始元元年,七月流火。北地边境的空气仿佛凝固,弥漫着大战将至的窒息感。金国赖以屏障的燕云十六州防线,如同一条沉睡的巨蟒,盘踞在群山峻岭之间。居庸关、山海关、紫荆关……这些历经风霜的雄关险隘,此刻驻守着金国最精锐的部队,统帅正是以勇悍着称的完颜宗弼(兀术)。他深知,南边那个新生的“大秦”绝非宋室可比,这将是一场决定国运的生死之战。然而,他并未料到,对手的攻击会如此迅猛、如此立体、如此不惜代价。
一、 炮火洗地:钢铁与意志的碰撞
黎明前的黑暗最为深沉。居庸关下,万籁俱寂,只有山风呼啸。突然,一点火光在关南高地上闪现,紧接着是第二点、第三点……瞬息之间,数十上百点火光连成一片,如同地狱睁开了眼睛。
“放!”
随着一声沉闷的号令,大秦军中装备的改良型“叠叠炮”发出了震耳欲聋的怒吼!这些由诸葛长风 督领将作院 精心打造的攻城利器的威力远超传统炮石。它们采用配重式杠杆原理,抛射的不再是单纯的巨石,而是经过打磨、更具穿透力的石弹,以及内填火油、硫磺的“震天雷”!

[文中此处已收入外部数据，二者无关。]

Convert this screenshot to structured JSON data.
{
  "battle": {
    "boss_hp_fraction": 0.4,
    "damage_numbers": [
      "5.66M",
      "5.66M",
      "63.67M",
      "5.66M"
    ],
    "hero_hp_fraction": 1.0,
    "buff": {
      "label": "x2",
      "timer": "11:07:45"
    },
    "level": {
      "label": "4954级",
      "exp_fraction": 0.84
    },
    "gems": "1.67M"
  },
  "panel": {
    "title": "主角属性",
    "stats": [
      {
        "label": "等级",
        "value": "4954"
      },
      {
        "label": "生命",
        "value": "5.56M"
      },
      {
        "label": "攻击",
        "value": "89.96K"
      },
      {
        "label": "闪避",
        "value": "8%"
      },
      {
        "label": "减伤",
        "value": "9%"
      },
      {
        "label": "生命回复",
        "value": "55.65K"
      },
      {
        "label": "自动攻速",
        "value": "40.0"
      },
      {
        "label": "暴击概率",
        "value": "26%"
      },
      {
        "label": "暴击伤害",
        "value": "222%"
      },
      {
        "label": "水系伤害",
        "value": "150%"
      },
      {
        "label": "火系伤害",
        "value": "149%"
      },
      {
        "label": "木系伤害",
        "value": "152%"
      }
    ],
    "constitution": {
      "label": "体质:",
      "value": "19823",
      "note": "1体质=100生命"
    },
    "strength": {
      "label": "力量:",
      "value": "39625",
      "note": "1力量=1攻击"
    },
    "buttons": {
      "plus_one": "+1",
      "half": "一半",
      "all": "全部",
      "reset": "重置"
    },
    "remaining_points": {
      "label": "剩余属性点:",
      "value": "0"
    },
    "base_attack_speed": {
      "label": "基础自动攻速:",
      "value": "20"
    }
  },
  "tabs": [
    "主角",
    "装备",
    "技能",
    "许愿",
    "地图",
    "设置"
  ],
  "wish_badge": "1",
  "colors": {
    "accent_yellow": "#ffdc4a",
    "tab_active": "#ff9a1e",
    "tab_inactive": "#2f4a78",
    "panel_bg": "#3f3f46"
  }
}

第一轮齐射,划破夜空,带着凄厉的呼啸,狠狠砸向居庸关的城墙和敌楼!
“轰!轰隆隆——!”
石弹撞击在包砖的城墙上,碎砖横飞,留下触目惊心的凹坑和裂痕。而“震天雷”则在关墙上下炸开,火光迸现,破片四射,引燃木制城楼和营帐,瞬间将部分城段化作火海!关上的金兵被这突如其来的、远超认知的猛烈打击打懵了,惊呼声、惨叫声、燃烧的噼啪声混杂在一起。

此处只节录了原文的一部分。